We are concerned with how to select significant variables in semi-parametric modeling. Variable selection for semi-parametric regression models consists of two components: model selection for nonparametric components and selection of significant variables for parametric portion. Thus, it is much more challenging than that for parametric models such as linear models and generalized linear models because traditional variable selection procedures including stepwise regression and the best subset selection require model selection to nonparametric components for each sub-model. This leads to very heavy computational burden. In this paper, we propose a class of variable selection procedures for semi-parametric regression models using non-concave penalized likelihood. The newly proposed procedures are distinguished from the traditional ones in that they delete insignificant variables and estimate the coefficients of significant variables simultaneously. This allows us to establish the sampling properties of the resulting estimate. We first establish the rate of convergence of the resulting estimate.

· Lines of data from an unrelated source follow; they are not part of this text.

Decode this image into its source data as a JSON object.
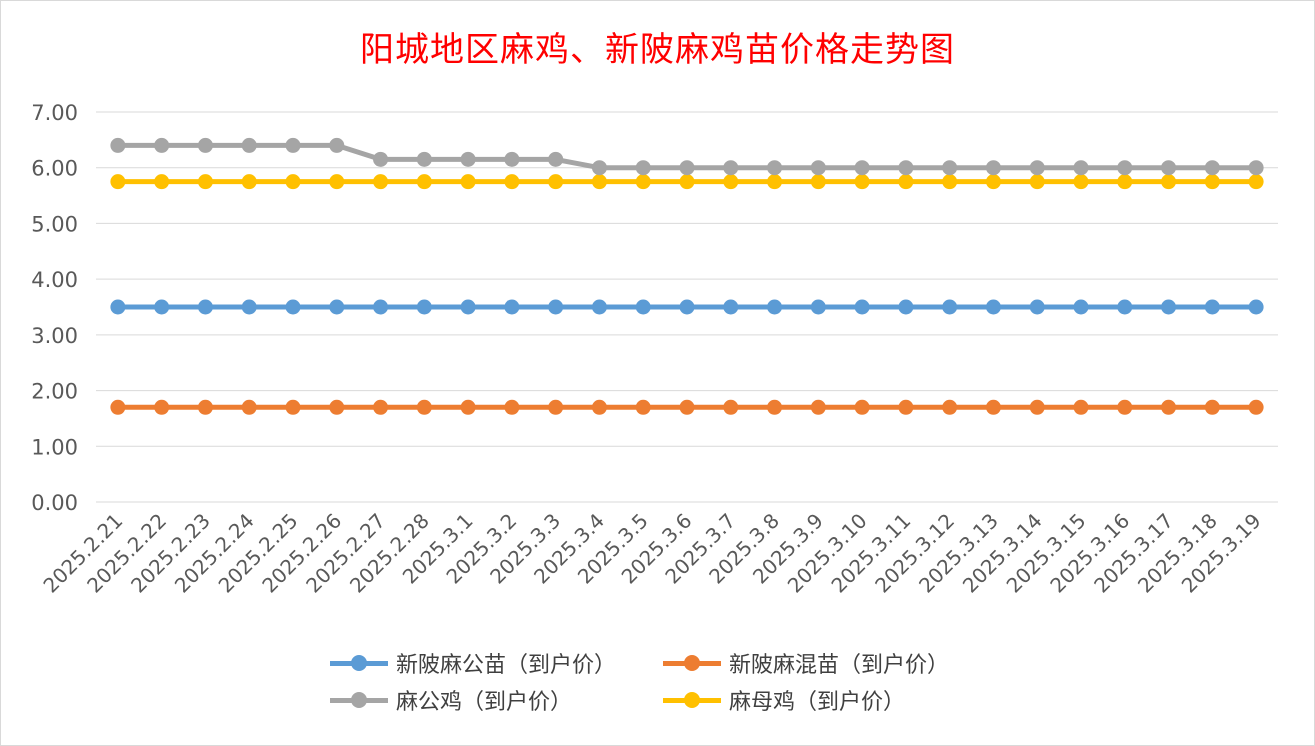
{
  "chart_data": {
    "type": "line",
    "title": "阳城地区麻鸡、新陂麻鸡苗价格走势图",
    "categories": [
      "2025.2.21",
      "2025.2.22",
      "2025.2.23",
      "2025.2.24",
      "2025.2.25",
      "2025.2.26",
      "2025.2.27",
      "2025.2.28",
      "2025.3.1",
      "2025.3.2",
      "2025.3.3",
      "2025.3.4",
      "2025.3.5",
      "2025.3.6",
      "2025.3.7",
      "2025.3.8",
      "2025.3.9",
      "2025.3.10",
      "2025.3.11",
      "2025.3.12",
      "2025.3.13",
      "2025.3.14",
      "2025.3.15",
      "2025.3.16",
      "2025.3.17",
      "2025.3.18",
      "2025.3.19"
    ],
    "yticks": [
      "0.00",
      "1.00",
      "2.00",
      "3.00",
      "4.00",
      "5.00",
      "6.00",
      "7.00"
    ],
    "ylim": [
      0,
      7
    ],
    "grid": true,
    "legend_position": "bottom",
    "series": [
      {
        "name": "新陂麻公苗（到户价）",
        "color": "#5b9bd5",
        "values": [
          3.5,
          3.5,
          3.5,
          3.5,
          3.5,
          3.5,
          3.5,
          3.5,
          3.5,
          3.5,
          3.5,
          3.5,
          3.5,
          3.5,
          3.5,
          3.5,
          3.5,
          3.5,
          3.5,
          3.5,
          3.5,
          3.5,
          3.5,
          3.5,
          3.5,
          3.5,
          3.5
        ]
      },
      {
        "name": "新陂麻混苗（到户价）",
        "color": "#ed7d31",
        "values": [
          1.7,
          1.7,
          1.7,
          1.7,
          1.7,
          1.7,
          1.7,
          1.7,
          1.7,
          1.7,
          1.7,
          1.7,
          1.7,
          1.7,
          1.7,
          1.7,
          1.7,
          1.7,
          1.7,
          1.7,
          1.7,
          1.7,
          1.7,
          1.7,
          1.7,
          1.7,
          1.7
        ]
      },
      {
        "name": "麻公鸡（到户价）",
        "color": "#a5a5a5",
        "values": [
          6.4,
          6.4,
          6.4,
          6.4,
          6.4,
          6.4,
          6.15,
          6.15,
          6.15,
          6.15,
          6.15,
          6.0,
          6.0,
          6.0,
          6.0,
          6.0,
          6.0,
          6.0,
          6.0,
          6.0,
          6.0,
          6.0,
          6.0,
          6.0,
          6.0,
          6.0,
          6.0
        ]
      },
      {
        "name": "麻母鸡（到户价）",
        "color": "#ffc000",
        "values": [
          5.75,
          5.75,
          5.75,
          5.75,
          5.75,
          5.75,
          5.75,
          5.75,
          5.75,
          5.75,
          5.75,
          5.75,
          5.75,
          5.75,
          5.75,
          5.75,
          5.75,
          5.75,
          5.75,
          5.75,
          5.75,
          5.75,
          5.75,
          5.75,
          5.75,
          5.75,
          5.75
        ]
      }
    ]
  }
}
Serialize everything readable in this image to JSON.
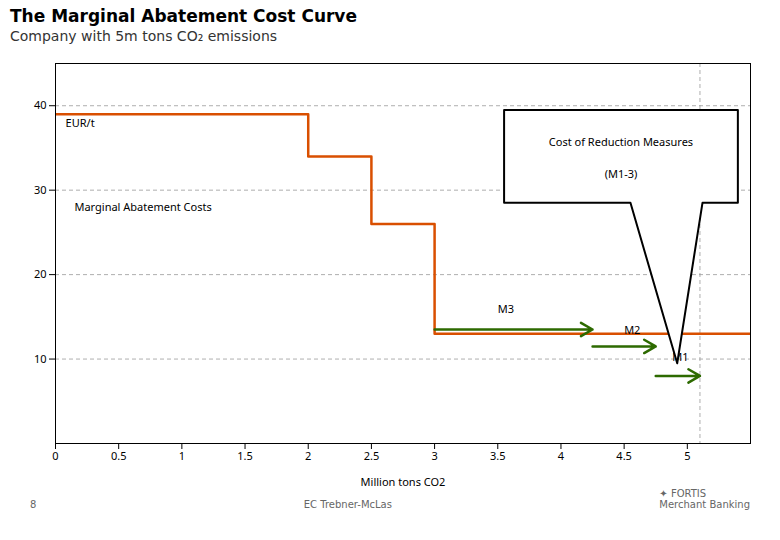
{
  "chart_data": {
    "type": "line",
    "title": "The Marginal Abatement Cost Curve",
    "subtitle": "Company with 5m tons CO₂ emissions",
    "xlabel": "Million tons CO2",
    "x": [
      0,
      2,
      2,
      2.5,
      2.5,
      3,
      3,
      5.5
    ],
    "values": [
      39,
      39,
      34,
      34,
      26,
      26,
      13,
      13
    ],
    "color": "#d94f00",
    "xlim": [
      0,
      5.5
    ],
    "ylim": [
      0,
      45
    ],
    "xticks": [
      0,
      0.5,
      1,
      1.5,
      2,
      2.5,
      3,
      3.5,
      4,
      4.5,
      5
    ],
    "yticks": [
      10,
      20,
      30,
      40
    ],
    "grid": true,
    "vline": 5.1,
    "measures": [
      {
        "name": "M3",
        "x1": 3.0,
        "x2": 4.25,
        "y": 13.5,
        "label_x": 3.5,
        "label_y": 15.5
      },
      {
        "name": "M2",
        "x1": 4.25,
        "x2": 4.75,
        "y": 11.5,
        "label_x": 4.5,
        "label_y": 13.0
      },
      {
        "name": "M1",
        "x1": 4.75,
        "x2": 5.1,
        "y": 8.0,
        "label_x": 4.88,
        "label_y": 9.8
      }
    ],
    "measure_color": "#2d6a00",
    "annotations": [
      {
        "text": "EUR/t",
        "x": 0.08,
        "y": 37.5
      },
      {
        "text": "Marginal Abatement Costs",
        "x": 0.15,
        "y": 27.5
      }
    ],
    "callout": {
      "texts": [
        "Cost of Reduction Measures",
        "(M1-3)"
      ],
      "points": [
        [
          3.55,
          39.5
        ],
        [
          5.4,
          39.5
        ],
        [
          5.4,
          28.5
        ],
        [
          5.12,
          28.5
        ],
        [
          4.92,
          9.5
        ],
        [
          4.55,
          28.5
        ],
        [
          3.55,
          28.5
        ],
        [
          3.55,
          39.5
        ]
      ]
    },
    "footer": [
      "8",
      "EC Trebner-McLas",
      "✦ FORTIS\nMerchant Banking"
    ]
  }
}
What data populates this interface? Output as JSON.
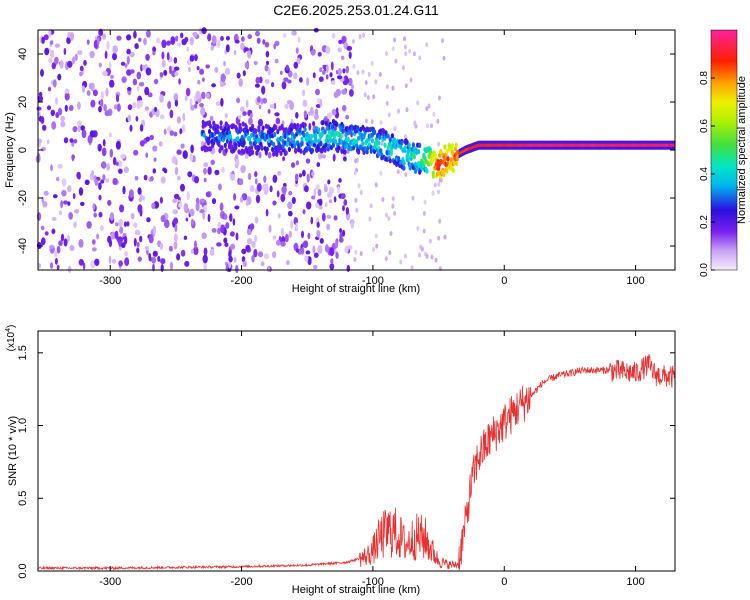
{
  "figure_title": "C2E6.2025.253.01.24.G11",
  "colors": {
    "snr_line": "#e83030",
    "axis": "#000000",
    "spectrogram_background": "#ffffff"
  },
  "chart_data": [
    {
      "type": "heatmap",
      "title": "C2E6.2025.253.01.24.G11",
      "xlabel": "Height of straight line (km)",
      "ylabel": "Frequency (Hz)",
      "xlim": [
        -355,
        130
      ],
      "ylim": [
        -50,
        50
      ],
      "xticks": [
        -300,
        -200,
        -100,
        0,
        100
      ],
      "yticks": [
        -40,
        -20,
        0,
        20,
        40
      ],
      "colorbar": {
        "label": "Normalized spectral amplitude",
        "range": [
          0,
          1
        ],
        "ticks": [
          "0.0",
          "0.2",
          "0.4",
          "0.6",
          "0.8"
        ],
        "tick_values": [
          0.0,
          0.2,
          0.4,
          0.6,
          0.8
        ]
      },
      "signal_trace": {
        "height_km": [
          -230,
          -200,
          -170,
          -150,
          -130,
          -110,
          -90,
          -75,
          -60,
          -50,
          -40,
          -30,
          -20,
          0,
          20,
          50,
          80,
          110,
          130
        ],
        "frequency_hz": [
          6,
          5,
          4,
          5,
          6,
          4,
          2,
          -2,
          -4,
          -6,
          -3,
          0,
          2,
          2,
          2,
          2,
          2,
          2,
          2
        ],
        "amplitude": [
          0.3,
          0.35,
          0.35,
          0.4,
          0.45,
          0.4,
          0.45,
          0.45,
          0.5,
          0.9,
          0.85,
          0.85,
          0.9,
          0.9,
          0.95,
          0.95,
          0.95,
          0.95,
          0.95
        ]
      }
    },
    {
      "type": "line",
      "xlabel": "Height of straight line (km)",
      "ylabel": "SNR (10 * v/v)",
      "scale_label": "(x10",
      "scale_exponent": "4",
      "xlim": [
        -355,
        130
      ],
      "ylim": [
        0,
        1.65
      ],
      "xticks": [
        -300,
        -200,
        -100,
        0,
        100
      ],
      "yticks": [
        0.0,
        0.5,
        1.0,
        1.5
      ],
      "ytick_labels": [
        "0.0",
        "0.5",
        "1.0",
        "1.5"
      ],
      "series": [
        {
          "name": "SNR",
          "x": [
            -355,
            -300,
            -250,
            -200,
            -150,
            -120,
            -105,
            -100,
            -95,
            -90,
            -85,
            -80,
            -75,
            -70,
            -65,
            -60,
            -55,
            -50,
            -45,
            -40,
            -35,
            -30,
            -25,
            -20,
            -10,
            0,
            10,
            20,
            30,
            40,
            60,
            80,
            90,
            100,
            110,
            115,
            120,
            130
          ],
          "y": [
            0.02,
            0.02,
            0.025,
            0.03,
            0.04,
            0.06,
            0.1,
            0.14,
            0.22,
            0.26,
            0.28,
            0.24,
            0.18,
            0.22,
            0.24,
            0.22,
            0.14,
            0.07,
            0.05,
            0.04,
            0.05,
            0.3,
            0.6,
            0.78,
            0.92,
            1.02,
            1.12,
            1.2,
            1.3,
            1.34,
            1.38,
            1.38,
            1.37,
            1.36,
            1.42,
            1.35,
            1.34,
            1.33
          ]
        }
      ]
    }
  ]
}
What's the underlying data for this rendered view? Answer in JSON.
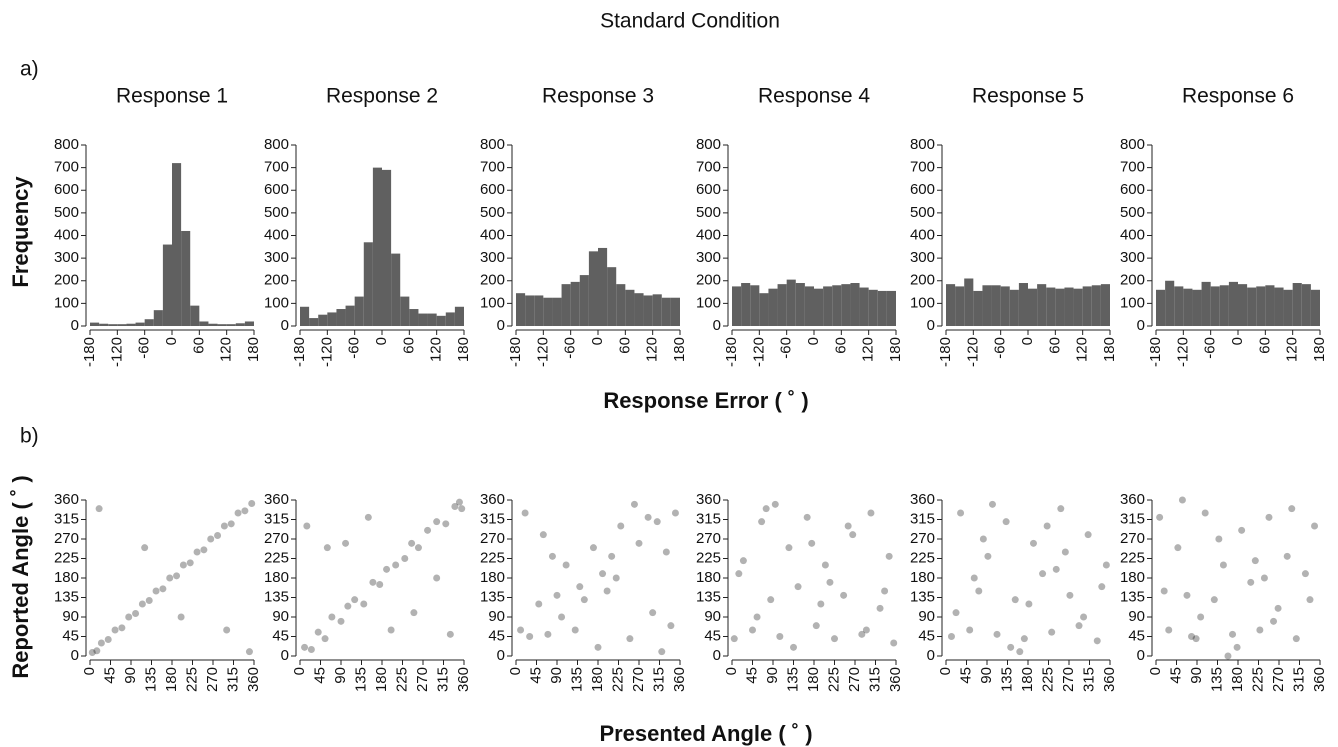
{
  "title": "Standard Condition",
  "panels": [
    {
      "label": "a)",
      "ylabel": "Frequency",
      "xlabel": "Response Error ( ˚ )"
    },
    {
      "label": "b)",
      "ylabel": "Reported Angle ( ˚ )",
      "xlabel": "Presented Angle ( ˚ )"
    }
  ],
  "chart_data": [
    {
      "type": "histogram",
      "title": "Response 1",
      "color": "#606060",
      "bins": [
        -180,
        -160,
        -140,
        -120,
        -100,
        -80,
        -60,
        -40,
        -20,
        0,
        20,
        40,
        60,
        80,
        100,
        120,
        140,
        160,
        180
      ],
      "values": [
        15,
        10,
        8,
        8,
        10,
        15,
        30,
        70,
        360,
        720,
        420,
        90,
        20,
        10,
        8,
        8,
        12,
        20
      ],
      "xlim": [
        -180,
        180
      ],
      "xticks": [
        -180,
        -120,
        -60,
        0,
        60,
        120,
        180
      ],
      "ylim": [
        0,
        800
      ],
      "yticks": [
        0,
        100,
        200,
        300,
        400,
        500,
        600,
        700,
        800
      ]
    },
    {
      "type": "histogram",
      "title": "Response 2",
      "color": "#606060",
      "bins": [
        -180,
        -160,
        -140,
        -120,
        -100,
        -80,
        -60,
        -40,
        -20,
        0,
        20,
        40,
        60,
        80,
        100,
        120,
        140,
        160,
        180
      ],
      "values": [
        85,
        35,
        50,
        60,
        75,
        90,
        130,
        370,
        700,
        690,
        320,
        130,
        75,
        55,
        55,
        45,
        60,
        85
      ],
      "xlim": [
        -180,
        180
      ],
      "xticks": [
        -180,
        -120,
        -60,
        0,
        60,
        120,
        180
      ],
      "ylim": [
        0,
        800
      ],
      "yticks": [
        0,
        100,
        200,
        300,
        400,
        500,
        600,
        700,
        800
      ]
    },
    {
      "type": "histogram",
      "title": "Response 3",
      "color": "#606060",
      "bins": [
        -180,
        -160,
        -140,
        -120,
        -100,
        -80,
        -60,
        -40,
        -20,
        0,
        20,
        40,
        60,
        80,
        100,
        120,
        140,
        160,
        180
      ],
      "values": [
        145,
        135,
        135,
        125,
        125,
        185,
        195,
        225,
        330,
        345,
        260,
        185,
        160,
        145,
        135,
        140,
        125,
        125
      ],
      "xlim": [
        -180,
        180
      ],
      "xticks": [
        -180,
        -120,
        -60,
        0,
        60,
        120,
        180
      ],
      "ylim": [
        0,
        800
      ],
      "yticks": [
        0,
        100,
        200,
        300,
        400,
        500,
        600,
        700,
        800
      ]
    },
    {
      "type": "histogram",
      "title": "Response 4",
      "color": "#606060",
      "bins": [
        -180,
        -160,
        -140,
        -120,
        -100,
        -80,
        -60,
        -40,
        -20,
        0,
        20,
        40,
        60,
        80,
        100,
        120,
        140,
        160,
        180
      ],
      "values": [
        175,
        190,
        180,
        145,
        165,
        185,
        205,
        190,
        175,
        165,
        175,
        180,
        185,
        190,
        170,
        160,
        155,
        155
      ],
      "xlim": [
        -180,
        180
      ],
      "xticks": [
        -180,
        -120,
        -60,
        0,
        60,
        120,
        180
      ],
      "ylim": [
        0,
        800
      ],
      "yticks": [
        0,
        100,
        200,
        300,
        400,
        500,
        600,
        700,
        800
      ]
    },
    {
      "type": "histogram",
      "title": "Response 5",
      "color": "#606060",
      "bins": [
        -180,
        -160,
        -140,
        -120,
        -100,
        -80,
        -60,
        -40,
        -20,
        0,
        20,
        40,
        60,
        80,
        100,
        120,
        140,
        160,
        180
      ],
      "values": [
        185,
        175,
        210,
        155,
        180,
        180,
        175,
        160,
        190,
        165,
        185,
        170,
        165,
        170,
        165,
        175,
        180,
        185
      ],
      "xlim": [
        -180,
        180
      ],
      "xticks": [
        -180,
        -120,
        -60,
        0,
        60,
        120,
        180
      ],
      "ylim": [
        0,
        800
      ],
      "yticks": [
        0,
        100,
        200,
        300,
        400,
        500,
        600,
        700,
        800
      ]
    },
    {
      "type": "histogram",
      "title": "Response 6",
      "color": "#606060",
      "bins": [
        -180,
        -160,
        -140,
        -120,
        -100,
        -80,
        -60,
        -40,
        -20,
        0,
        20,
        40,
        60,
        80,
        100,
        120,
        140,
        160,
        180
      ],
      "values": [
        160,
        200,
        175,
        165,
        160,
        195,
        175,
        180,
        195,
        185,
        170,
        175,
        180,
        170,
        160,
        190,
        185,
        160
      ],
      "xlim": [
        -180,
        180
      ],
      "xticks": [
        -180,
        -120,
        -60,
        0,
        60,
        120,
        180
      ],
      "ylim": [
        0,
        800
      ],
      "yticks": [
        0,
        100,
        200,
        300,
        400,
        500,
        600,
        700,
        800
      ]
    },
    {
      "type": "scatter",
      "color": "#000000",
      "x": [
        5,
        15,
        25,
        40,
        55,
        70,
        85,
        100,
        115,
        130,
        145,
        160,
        175,
        190,
        205,
        220,
        235,
        250,
        265,
        280,
        295,
        310,
        325,
        340,
        355,
        20,
        120,
        300,
        200,
        350
      ],
      "y": [
        8,
        12,
        30,
        38,
        60,
        65,
        90,
        98,
        120,
        128,
        150,
        155,
        180,
        185,
        210,
        215,
        240,
        245,
        270,
        278,
        300,
        305,
        330,
        335,
        352,
        340,
        250,
        60,
        90,
        10
      ],
      "xlim": [
        0,
        360
      ],
      "xticks": [
        0,
        45,
        90,
        135,
        180,
        225,
        270,
        315,
        360
      ],
      "ylim": [
        0,
        360
      ],
      "yticks": [
        0,
        45,
        90,
        135,
        180,
        225,
        270,
        315,
        360
      ]
    },
    {
      "type": "scatter",
      "color": "#000000",
      "x": [
        10,
        25,
        40,
        55,
        70,
        90,
        105,
        120,
        140,
        160,
        175,
        190,
        210,
        230,
        245,
        260,
        280,
        300,
        320,
        340,
        355,
        15,
        60,
        150,
        200,
        250,
        300,
        330,
        100,
        350
      ],
      "y": [
        20,
        15,
        55,
        40,
        90,
        80,
        115,
        130,
        120,
        170,
        165,
        200,
        210,
        225,
        260,
        250,
        290,
        310,
        305,
        345,
        340,
        300,
        250,
        320,
        60,
        100,
        180,
        50,
        260,
        355
      ],
      "xlim": [
        0,
        360
      ],
      "xticks": [
        0,
        45,
        90,
        135,
        180,
        225,
        270,
        315,
        360
      ],
      "ylim": [
        0,
        360
      ],
      "yticks": [
        0,
        45,
        90,
        135,
        180,
        225,
        270,
        315,
        360
      ]
    },
    {
      "type": "scatter",
      "color": "#000000",
      "x": [
        10,
        30,
        50,
        70,
        90,
        110,
        130,
        150,
        170,
        190,
        210,
        230,
        250,
        270,
        290,
        310,
        330,
        350,
        20,
        60,
        100,
        140,
        180,
        220,
        260,
        300,
        340,
        80,
        200,
        320
      ],
      "y": [
        60,
        45,
        120,
        50,
        140,
        210,
        60,
        130,
        250,
        190,
        230,
        300,
        40,
        260,
        320,
        310,
        240,
        330,
        330,
        280,
        90,
        160,
        20,
        180,
        350,
        100,
        70,
        230,
        150,
        10
      ],
      "xlim": [
        0,
        360
      ],
      "xticks": [
        0,
        45,
        90,
        135,
        180,
        225,
        270,
        315,
        360
      ],
      "ylim": [
        0,
        360
      ],
      "yticks": [
        0,
        45,
        90,
        135,
        180,
        225,
        270,
        315,
        360
      ]
    },
    {
      "type": "scatter",
      "color": "#000000",
      "x": [
        5,
        25,
        45,
        65,
        85,
        105,
        125,
        145,
        165,
        185,
        205,
        225,
        245,
        265,
        285,
        305,
        325,
        345,
        15,
        55,
        95,
        135,
        175,
        215,
        255,
        295,
        335,
        75,
        195,
        355
      ],
      "y": [
        40,
        220,
        60,
        310,
        130,
        45,
        250,
        160,
        320,
        70,
        210,
        40,
        140,
        280,
        50,
        330,
        110,
        230,
        190,
        90,
        350,
        20,
        260,
        170,
        300,
        60,
        150,
        340,
        120,
        30
      ],
      "xlim": [
        0,
        360
      ],
      "xticks": [
        0,
        45,
        90,
        135,
        180,
        225,
        270,
        315,
        360
      ],
      "ylim": [
        0,
        360
      ],
      "yticks": [
        0,
        45,
        90,
        135,
        180,
        225,
        270,
        315,
        360
      ]
    },
    {
      "type": "scatter",
      "color": "#000000",
      "x": [
        12,
        32,
        52,
        72,
        92,
        112,
        132,
        152,
        172,
        192,
        212,
        232,
        252,
        272,
        292,
        312,
        332,
        352,
        22,
        62,
        102,
        142,
        182,
        222,
        262,
        302,
        342,
        82,
        162,
        242
      ],
      "y": [
        45,
        330,
        60,
        150,
        230,
        50,
        310,
        130,
        40,
        260,
        190,
        55,
        340,
        140,
        70,
        280,
        35,
        210,
        100,
        180,
        350,
        20,
        120,
        300,
        240,
        90,
        160,
        270,
        10,
        200
      ],
      "xlim": [
        0,
        360
      ],
      "xticks": [
        0,
        45,
        90,
        135,
        180,
        225,
        270,
        315,
        360
      ],
      "ylim": [
        0,
        360
      ],
      "yticks": [
        0,
        45,
        90,
        135,
        180,
        225,
        270,
        315,
        360
      ]
    },
    {
      "type": "scatter",
      "color": "#000000",
      "x": [
        8,
        28,
        48,
        68,
        88,
        108,
        128,
        148,
        168,
        188,
        208,
        228,
        248,
        268,
        288,
        308,
        328,
        348,
        18,
        58,
        98,
        138,
        178,
        218,
        258,
        298,
        338,
        78,
        158,
        238
      ],
      "y": [
        320,
        60,
        250,
        140,
        40,
        330,
        130,
        210,
        50,
        290,
        170,
        60,
        320,
        110,
        230,
        40,
        190,
        300,
        150,
        360,
        90,
        270,
        20,
        220,
        80,
        340,
        130,
        45,
        0,
        180
      ],
      "xlim": [
        0,
        360
      ],
      "xticks": [
        0,
        45,
        90,
        135,
        180,
        225,
        270,
        315,
        360
      ],
      "ylim": [
        0,
        360
      ],
      "yticks": [
        0,
        45,
        90,
        135,
        180,
        225,
        270,
        315,
        360
      ]
    }
  ]
}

With proper choices of penalty functions and regularization parameters, we then establish the asymptotic normality of the resulting estimate, and further demonstrate that the proposed procedures perform as well as an oracle procedure. Semi-parametric generalized likelihood ratio test is proposed to select significant variables in the nonparametric component. We investigate the asymptotic behavior of the proposed test and demonstrate its limiting null distribution follows a chi-squared distribution, which is independent of the nuisance parameters. Extensive Monte Carlo simulation studies are conducted to examine the finite sample performance of the proposed variable selection procedures.